Microglia, the brain’s resident immune cells, also contribute. They stimulate oligodendrocytes to produce myelin-specific lipids and proteins, and they help prevent precursor cells from dying off before they can mature. So while microglia and astrocytes never produce myelin themselves, myelination would be significantly impaired without them.

What Happens When Myelin Is Damaged

Because two different glial cell types produce myelin in different parts of the nervous system, diseases that attack myelin tend to be location-specific. Multiple sclerosis (MS) is a CNS disease in which the immune system targets oligodendrocyte-produced myelin in the brain and spinal cord. The immune response attacks myelin basic protein, one of the key structural proteins holding the sheath together. Guillain-Barré syndrome (GBS) targets the PNS instead, with immune cells damaging Schwann cell myelin on peripheral nerves. About 90 percent of GBS cases in Western countries involve inflammatory demyelination of peripheral nerves, often triggered by a preceding bacterial infection.

Both conditions cause similar downstream problems: when myelin breaks down, signals slow or fail to conduct at all, leading to weakness, numbness, or loss of coordination depending on which nerves are affected.

Myelin Repair Differs by Location

One of the most clinically significant differences between these two glial cell types is their capacity for repair. In the peripheral nervous system, Schwann cells are remarkably good at rebuilding. After nerve damage, immune cells enter the injury site and help Schwann cells break down fragmented myelin debris. The Schwann cells then begin dividing and form tubular structures that act as guides for regrowing nerve fibers. Once new axons extend through these tubes, Schwann cells re-wrap them with fresh myelin.

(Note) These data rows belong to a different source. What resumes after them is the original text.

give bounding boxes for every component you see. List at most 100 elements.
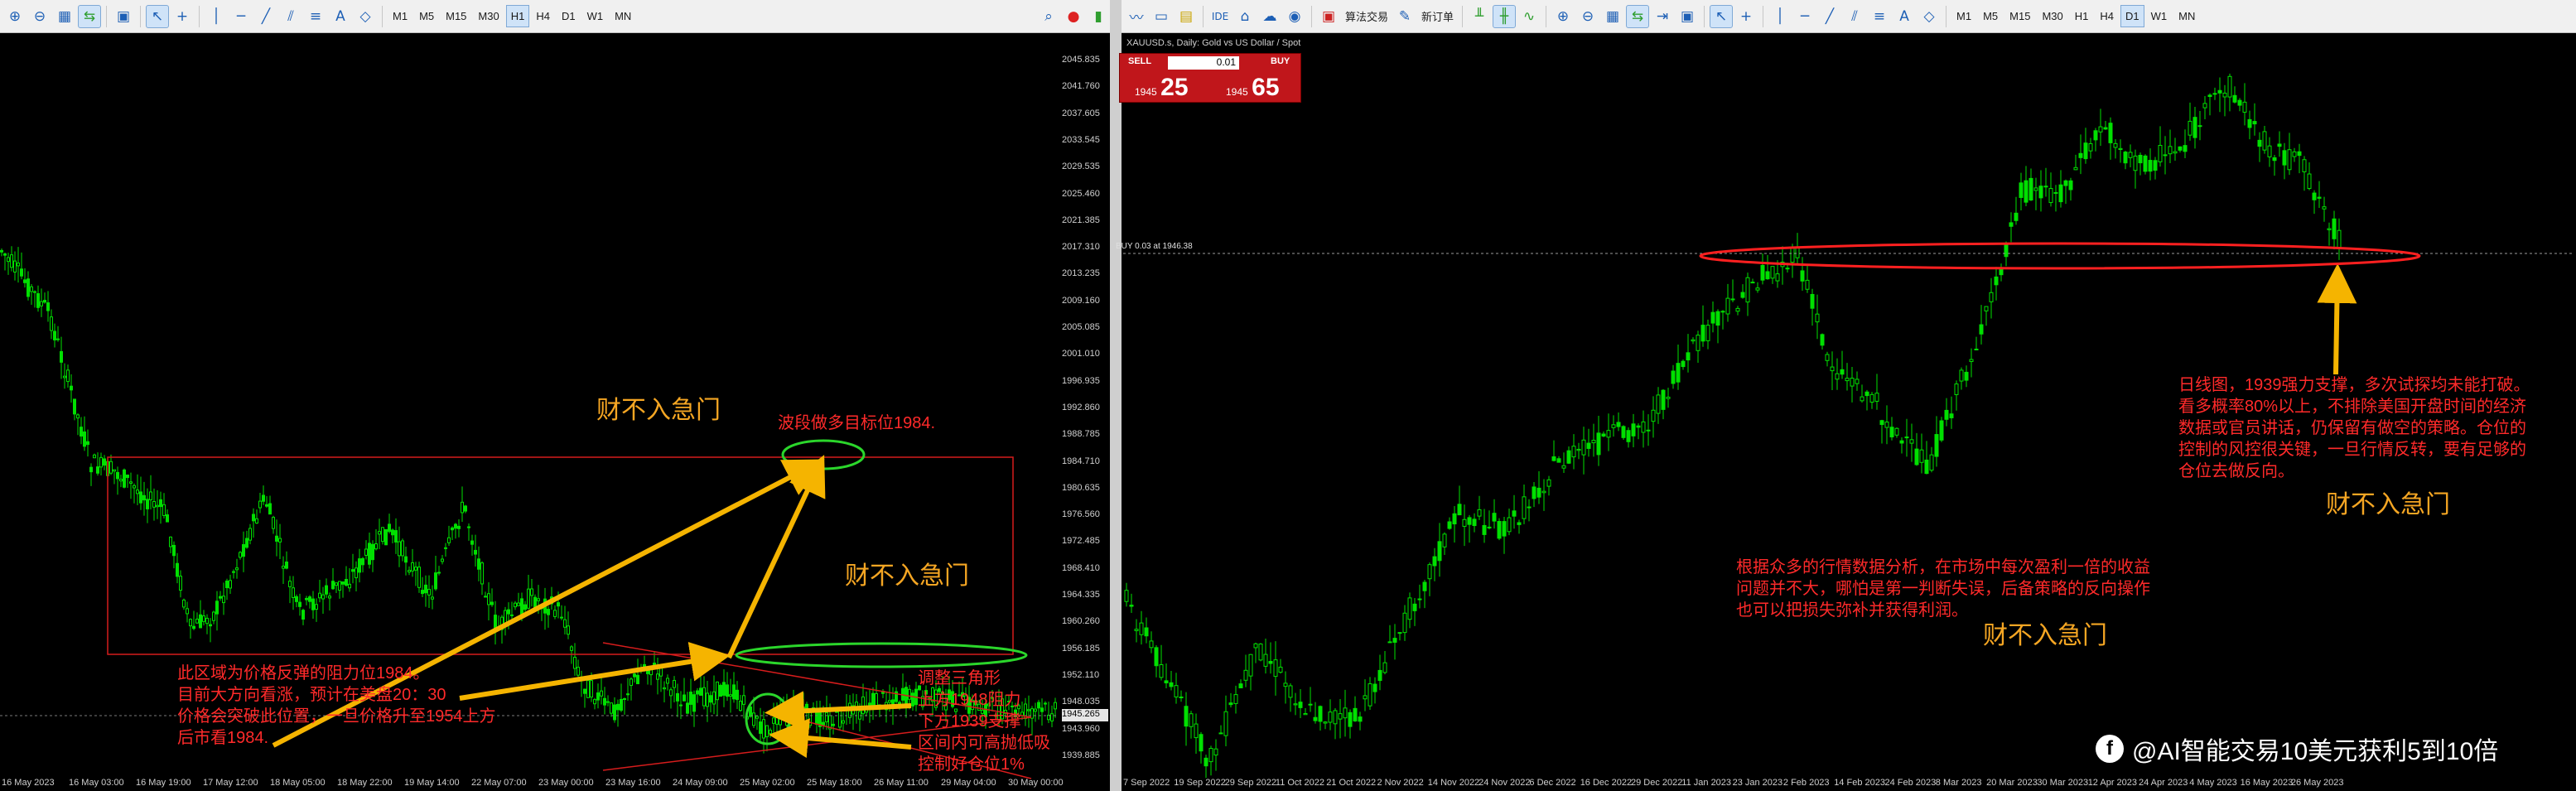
candle-body bbox=[2019, 182, 2024, 198]
candle-body bbox=[2163, 154, 2168, 157]
time-tick-label: 6 Dec 2022 bbox=[1529, 778, 1576, 788]
candle-body bbox=[40, 301, 43, 306]
watermark: f @AI智能交易10美元获利5到10倍 bbox=[2096, 731, 2498, 767]
candle-body bbox=[560, 616, 563, 619]
price-tick-label: 2041.760 bbox=[1062, 81, 1100, 92]
candle-body bbox=[1949, 413, 1954, 418]
resistance-annotation: 此区域为价格反弹的阻力位1984。 目前大方向看涨，预计在美盘20：30 价格会… bbox=[177, 664, 496, 747]
candle-body bbox=[1472, 518, 1477, 527]
candle-body bbox=[1576, 448, 1581, 451]
candle-body bbox=[1288, 685, 1293, 698]
candle-body bbox=[205, 617, 209, 625]
candle-body bbox=[1437, 541, 1442, 562]
candle-body bbox=[2098, 126, 2103, 133]
candle-body bbox=[630, 678, 633, 687]
candle-body bbox=[152, 501, 156, 508]
candle-body bbox=[1840, 369, 1845, 375]
candle-body bbox=[600, 690, 603, 697]
candle-body bbox=[706, 692, 709, 707]
candle-body bbox=[712, 691, 716, 705]
candle-body bbox=[1964, 371, 1969, 381]
candle-body bbox=[527, 588, 530, 609]
price-tick-label: 2033.545 bbox=[1062, 134, 1100, 145]
candle-body bbox=[1745, 277, 1750, 303]
candle-body bbox=[1855, 379, 1860, 384]
candle-body bbox=[1263, 654, 1268, 667]
candle-body bbox=[229, 580, 232, 589]
sell-price[interactable]: 1945 25 bbox=[1135, 74, 1189, 102]
candle-body bbox=[1303, 713, 1308, 716]
candle-body bbox=[116, 471, 119, 480]
candle-body bbox=[1631, 423, 1636, 436]
candle-body bbox=[1830, 366, 1835, 372]
price-tick-label: 1980.635 bbox=[1062, 482, 1100, 493]
candle-body bbox=[1879, 420, 1884, 426]
candle-body bbox=[186, 608, 189, 615]
candle-body bbox=[2033, 187, 2038, 191]
candle-body bbox=[1621, 426, 1626, 438]
lot-size-input[interactable]: 0.01 bbox=[1168, 56, 1239, 70]
candle-body bbox=[1228, 702, 1233, 706]
buy-price[interactable]: 1945 65 bbox=[1226, 74, 1280, 102]
candle-body bbox=[2028, 177, 2033, 200]
candle-body bbox=[484, 596, 487, 598]
candle-body bbox=[1333, 710, 1338, 725]
candle-body bbox=[1944, 409, 1949, 420]
candle-body bbox=[1343, 707, 1348, 719]
candle-body bbox=[1308, 703, 1313, 706]
candle-body bbox=[2118, 147, 2123, 150]
candle-body bbox=[1258, 644, 1263, 661]
candle-body bbox=[245, 538, 248, 548]
sell-price-prefix: 1945 bbox=[1135, 86, 1157, 98]
candle-body bbox=[2337, 229, 2342, 248]
candle-body bbox=[1522, 496, 1527, 519]
candle-body bbox=[759, 721, 762, 734]
price-tick-label: 1972.485 bbox=[1062, 536, 1100, 547]
candle-body bbox=[388, 523, 391, 533]
candle-body bbox=[381, 527, 384, 543]
candle-body bbox=[1596, 432, 1601, 456]
candle-body bbox=[769, 730, 772, 735]
candle-body bbox=[166, 514, 169, 523]
candle-body bbox=[1412, 603, 1417, 611]
candle-body bbox=[123, 469, 126, 488]
candle-body bbox=[252, 514, 255, 522]
candle-body bbox=[96, 466, 99, 474]
candle-body bbox=[70, 385, 73, 391]
price-tick-label: 2037.605 bbox=[1062, 108, 1100, 118]
candle-body bbox=[679, 704, 683, 707]
candle-body bbox=[2197, 125, 2202, 128]
candle-body bbox=[398, 541, 401, 557]
candle-body bbox=[1432, 556, 1437, 567]
candle-body bbox=[762, 719, 765, 739]
candle-body bbox=[2237, 99, 2242, 106]
candle-body bbox=[1889, 427, 1894, 438]
candle-body bbox=[2123, 152, 2128, 164]
candle-body bbox=[1641, 421, 1646, 433]
candle-body bbox=[1954, 383, 1959, 395]
candle-body bbox=[1492, 513, 1497, 522]
candle-body bbox=[490, 601, 494, 605]
buy-button[interactable]: BUY bbox=[1271, 56, 1290, 66]
sell-button[interactable]: SELL bbox=[1128, 56, 1151, 66]
price-tick-label: 2017.310 bbox=[1062, 242, 1100, 253]
buy-price-prefix: 1945 bbox=[1226, 86, 1248, 98]
candle-body bbox=[371, 543, 374, 561]
candle-body bbox=[1735, 307, 1740, 312]
candle-body bbox=[308, 596, 311, 602]
candle-body bbox=[219, 596, 222, 599]
candle-body bbox=[1248, 654, 1253, 677]
candle-body bbox=[434, 572, 437, 590]
candle-body bbox=[726, 684, 729, 697]
candle-body bbox=[2247, 118, 2252, 128]
candle-body bbox=[1223, 711, 1228, 736]
candle-body bbox=[361, 557, 364, 566]
candle-body bbox=[2192, 117, 2197, 138]
candle-body bbox=[427, 588, 431, 596]
candle-body bbox=[613, 704, 616, 721]
price-tick-label: 2013.235 bbox=[1062, 268, 1100, 279]
candle-body bbox=[1293, 703, 1298, 706]
time-tick-label: 21 Oct 2022 bbox=[1326, 778, 1377, 788]
candle-body bbox=[384, 528, 388, 546]
time-tick-label: 23 May 00:00 bbox=[538, 778, 594, 788]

The central nervous system tells a very different story. Oligodendrocytes have some capacity for remyelination, but the CNS environment actively works against it. After injury, astrocytes form dense scar tissue that physically blocks regrowth, and oligodendrocytes themselves produce signals that inhibit axon extension. This is a major reason why conditions like MS cause progressive, often irreversible damage, while peripheral nerve injuries frequently recover meaningful function over time.